Politiker*innen von LINKE und Bündnis 90/ Die Grünen fordern Verbot von Fackeln bei rassistischer Kundgebung am Mob n :) tag, 3.2.2014 in Leipzig-Schönefeld

Am Montag will die neue selbsternannte Initiative „Leipzig steht auf“ mit einem Fackelmarsch gegen Flüchtlinge demonstrieren.
Inzwischen ist bekannt geworden, dass hinter der Gruppe Personen des politisch radikalen rechten Spektrums stehen, die Gruppe NPD-nah ist und ebenso mit der ausschließlich auf Facebook aktiven Gruppierung „Bürgerinitiative Gohlis sagt Nein“ zusammenarbeitet. Im Netz findet sich zahlreiche Kommentare die dabei dazu aufrufen, gegebenenfalls selber tätig zu werden und gegen die Moschee und Flüchtlinge vorzugehen. So wurde bereits der Anschlag auf das Moscheegelände im Internet vorab diskutiert.

Aus diesem Grund richten sich Juliane Nagel (DIE LINKE) und Jürgen Kasek (BÜNDNIS90/ DIE GRÜNEN) an die Stadtverwaltung mit der Bitte alle Möglichkeiten um den Einsatz von Fackeln zu verbieten auszuschöpfen.

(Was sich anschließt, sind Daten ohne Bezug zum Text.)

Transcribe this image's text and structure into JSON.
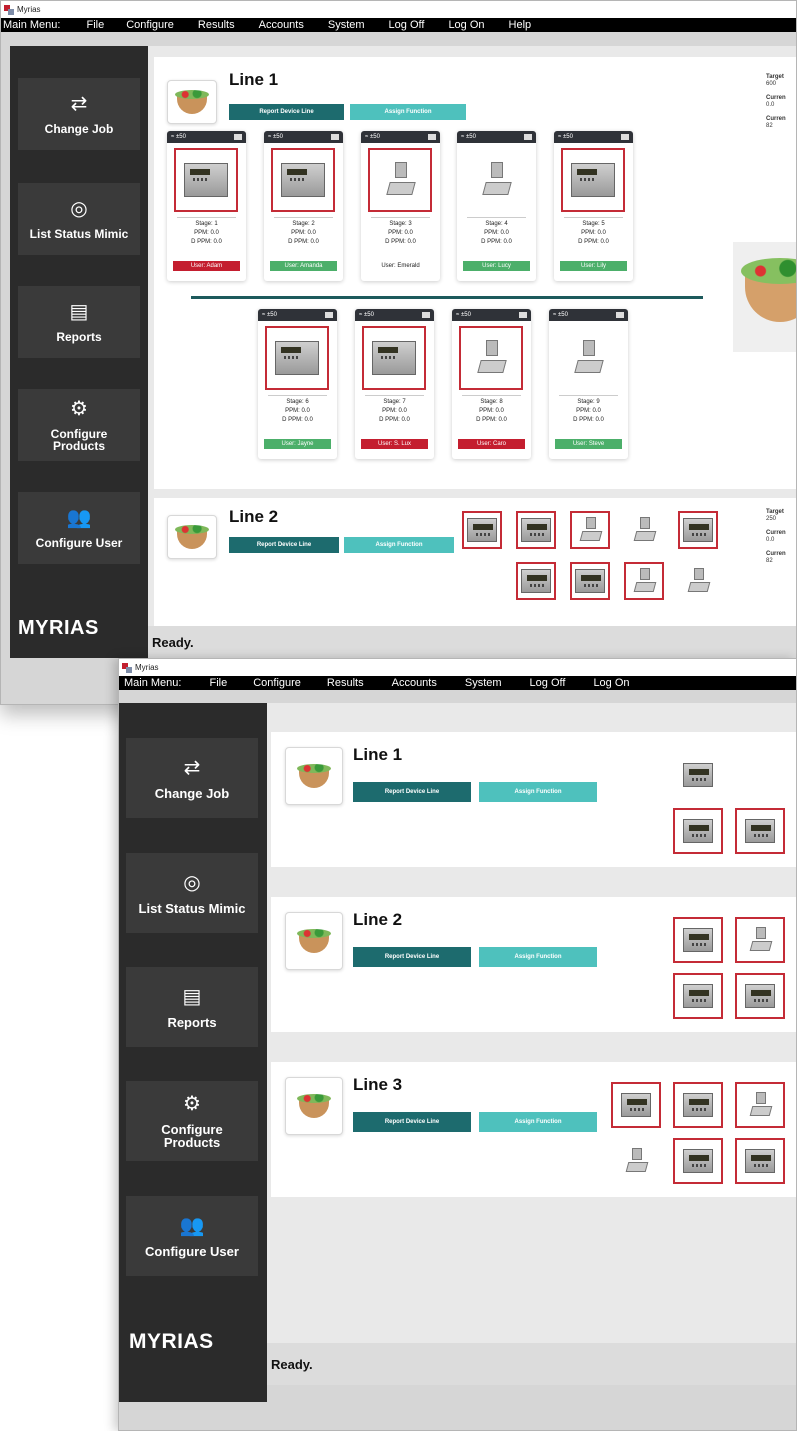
{
  "app_title": "Myrias",
  "menu": [
    "Main Menu:",
    "File",
    "Configure",
    "Results",
    "Accounts",
    "System",
    "Log Off",
    "Log On",
    "Help"
  ],
  "sidebar": [
    {
      "icon": "⇄",
      "label": "Change Job"
    },
    {
      "icon": "◎",
      "label": "List Status Mimic"
    },
    {
      "icon": "▤",
      "label": "Reports"
    },
    {
      "icon": "⚙",
      "label": "Configure Products"
    },
    {
      "icon": "👥",
      "label": "Configure User"
    }
  ],
  "logo": "MYRIAS",
  "status": "Ready.",
  "buttons": {
    "report": "Report Device Line",
    "assign": "Assign Function"
  },
  "win1": {
    "line1": {
      "title": "Line 1",
      "stats": {
        "target_label": "Target",
        "target": "600",
        "current_label_1": "Curren",
        "current_1": "0.0",
        "current_label_2": "Curren",
        "current_2": "82"
      },
      "cards": [
        {
          "head": "≈ ±50",
          "stage": "Stage: 1",
          "ppm": "PPM: 0.0",
          "dppm": "D PPM: 0.0",
          "user": "User: Adam",
          "user_color": "#c41e2f",
          "device": "indicator",
          "highlight": true
        },
        {
          "head": "≈ ±50",
          "stage": "Stage: 2",
          "ppm": "PPM: 0.0",
          "dppm": "D PPM: 0.0",
          "user": "User: Amanda",
          "user_color": "#4caf6a",
          "device": "indicator",
          "highlight": true
        },
        {
          "head": "≈ ±50",
          "stage": "Stage: 3",
          "ppm": "PPM: 0.0",
          "dppm": "D PPM: 0.0",
          "user": "User: Emerald",
          "user_color": "",
          "device": "platform",
          "highlight": true
        },
        {
          "head": "≈ ±50",
          "stage": "Stage: 4",
          "ppm": "PPM: 0.0",
          "dppm": "D PPM: 0.0",
          "user": "User: Lucy",
          "user_color": "#4caf6a",
          "device": "platform",
          "highlight": false
        },
        {
          "head": "≈ ±50",
          "stage": "Stage: 5",
          "ppm": "PPM: 0.0",
          "dppm": "D PPM: 0.0",
          "user": "User: Lily",
          "user_color": "#4caf6a",
          "device": "indicator",
          "highlight": true
        },
        {
          "head": "≈ ±50",
          "stage": "Stage: 6",
          "ppm": "PPM: 0.0",
          "dppm": "D PPM: 0.0",
          "user": "User: Jayne",
          "user_color": "#4caf6a",
          "device": "indicator",
          "highlight": true
        },
        {
          "head": "≈ ±50",
          "stage": "Stage: 7",
          "ppm": "PPM: 0.0",
          "dppm": "D PPM: 0.0",
          "user": "User: S. Lux",
          "user_color": "#c41e2f",
          "device": "indicator",
          "highlight": true
        },
        {
          "head": "≈ ±50",
          "stage": "Stage: 8",
          "ppm": "PPM: 0.0",
          "dppm": "D PPM: 0.0",
          "user": "User: Caro",
          "user_color": "#c41e2f",
          "device": "platform",
          "highlight": true
        },
        {
          "head": "≈ ±50",
          "stage": "Stage: 9",
          "ppm": "PPM: 0.0",
          "dppm": "D PPM: 0.0",
          "user": "User: Steve",
          "user_color": "#4caf6a",
          "device": "platform",
          "highlight": false
        }
      ]
    },
    "line2": {
      "title": "Line 2",
      "stats": {
        "target_label": "Target",
        "target": "250",
        "current_label_1": "Curren",
        "current_1": "0.0",
        "current_label_2": "Curren",
        "current_2": "82"
      },
      "devices_row1": [
        {
          "device": "indicator",
          "highlight": true
        },
        {
          "device": "indicator",
          "highlight": true
        },
        {
          "device": "platform",
          "highlight": true
        },
        {
          "device": "platform",
          "highlight": false
        },
        {
          "device": "indicator",
          "highlight": true
        }
      ],
      "devices_row2": [
        {
          "device": "indicator",
          "highlight": true
        },
        {
          "device": "indicator",
          "highlight": true
        },
        {
          "device": "platform",
          "highlight": true
        },
        {
          "device": "platform",
          "highlight": false
        }
      ]
    }
  },
  "win2": {
    "lines": [
      {
        "title": "Line 1",
        "row1": [
          {
            "device": "indicator",
            "highlight": false
          }
        ],
        "row2": [
          {
            "device": "indicator",
            "highlight": true
          },
          {
            "device": "indicator",
            "highlight": true
          },
          {
            "device": "indicator",
            "highlight": true
          }
        ]
      },
      {
        "title": "Line 2",
        "row1": [
          {
            "device": "indicator",
            "highlight": true
          },
          {
            "device": "platform",
            "highlight": true
          }
        ],
        "row2": [
          {
            "device": "indicator",
            "highlight": true
          },
          {
            "device": "indicator",
            "highlight": true
          },
          {
            "device": "indicator",
            "highlight": true
          }
        ]
      },
      {
        "title": "Line 3",
        "row1": [
          {
            "device": "indicator",
            "highlight": true
          },
          {
            "device": "indicator",
            "highlight": true
          },
          {
            "device": "platform",
            "highlight": true
          }
        ],
        "row2": [
          {
            "device": "platform",
            "highlight": false
          },
          {
            "device": "indicator",
            "highlight": true
          },
          {
            "device": "indicator",
            "highlight": true
          }
        ]
      }
    ]
  }
}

„Es geht der Initiative ganz offensichtlich darum, dass hier ein Einschüchterungseffekt erzielt werden soll um ein Klima der potentiellen Gewaltbereitschaft zu erzeugen. Dass hier mit Fackeln gegen Kriegsflüchtlinge davon ein Drittel Kinder demonstriert werden soll ist ein Akt der an Widerlichkeit nicht zu übertreffen ist“, so Juliane Nagel.

„Ein generelles Verbot von Fackeln ist rechtlich nicht zulässig, jedoch kommt ein Verbot im Einzelfall im Betracht wenn damit ein Klima der Bedrohung geschaffen werden soll und im Einzelfall Gegenstände mitgeführt werden die geeignet sind erheblichen Schaden für Sachen und Personen hervorzurufen. Für solche Gegenstände statuiert § 2 Abs. 3 des sächsischen Versammlungsgesetzes einen Erlaubnisvorbehalt.“, so Rechtsanwalt Jürgen Kasek.

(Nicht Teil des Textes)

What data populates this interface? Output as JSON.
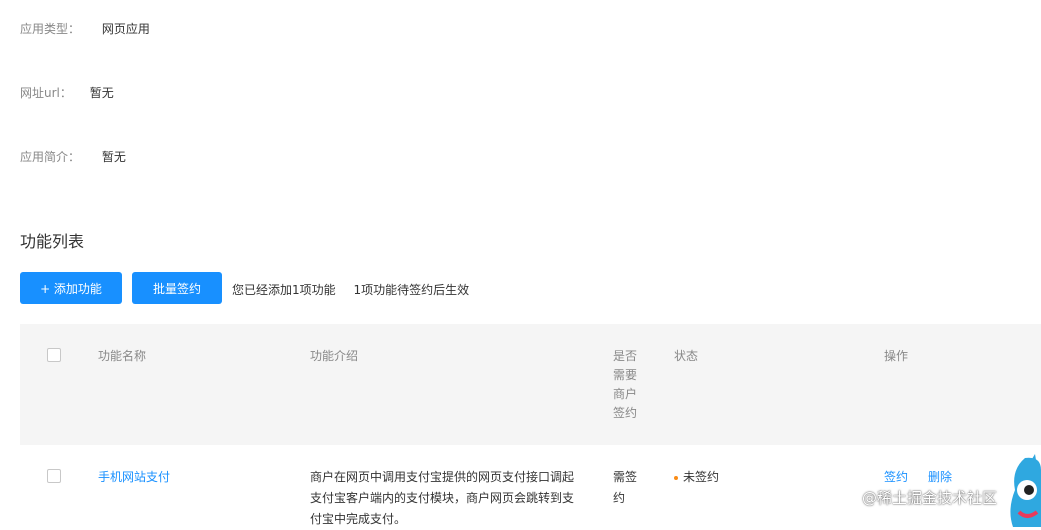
{
  "app_info": {
    "type_label": "应用类型：",
    "type_value": "网页应用",
    "url_label": "网址url：",
    "url_value": "暂无",
    "desc_label": "应用简介：",
    "desc_value": "暂无"
  },
  "section_title": "功能列表",
  "actions": {
    "add_label": "+ 添加功能",
    "batch_sign_label": "批量签约",
    "added_summary": "您已经添加1项功能",
    "pending_summary": "1项功能待签约后生效"
  },
  "table": {
    "headers": {
      "name": "功能名称",
      "intro": "功能介绍",
      "needs_sign": "是否需要商户签约",
      "status": "状态",
      "ops": "操作"
    },
    "rows": [
      {
        "name": "手机网站支付",
        "intro": "商户在网页中调用支付宝提供的网页支付接口调起支付宝客户端内的支付模块，商户网页会跳转到支付宝中完成支付。",
        "needs_sign": "需签约",
        "status": "未签约",
        "op_sign": "签约",
        "op_delete": "删除"
      }
    ]
  },
  "colors": {
    "primary": "#1890ff",
    "status_dot": "#fa8c16",
    "header_bg": "#f5f5f5"
  },
  "watermark": "@稀土掘金技术社区"
}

Erst vor kurzen hatte die Polizei in Rötha etwa den Einsatz von Fackeln aus diesem Grund untersagt. Ebenso wurde in Pätz (Brandenburg) verfahren. Beide Politiker*innen wenden sich daher an die Stadtverwaltung unter Vorlegung eines juristischen Gutachtens um ein Verbot des Einsatzes von Fackeln zu erreichen.

„Zu uns kommen traumatisierte Menschen, die unsere Solidarität benötigen und es gibt offenbar Menschen, den jede Form der Menschlichkeit fremd ist und diese Menschen noch weiter traumatisieren wollen. Der Gedanke der Demonstrationsfreiheit wird hier mit Füßen getreten und für die Ankündigung von Gewalttaten genutzt“, so Nagel und Kasek abschließend.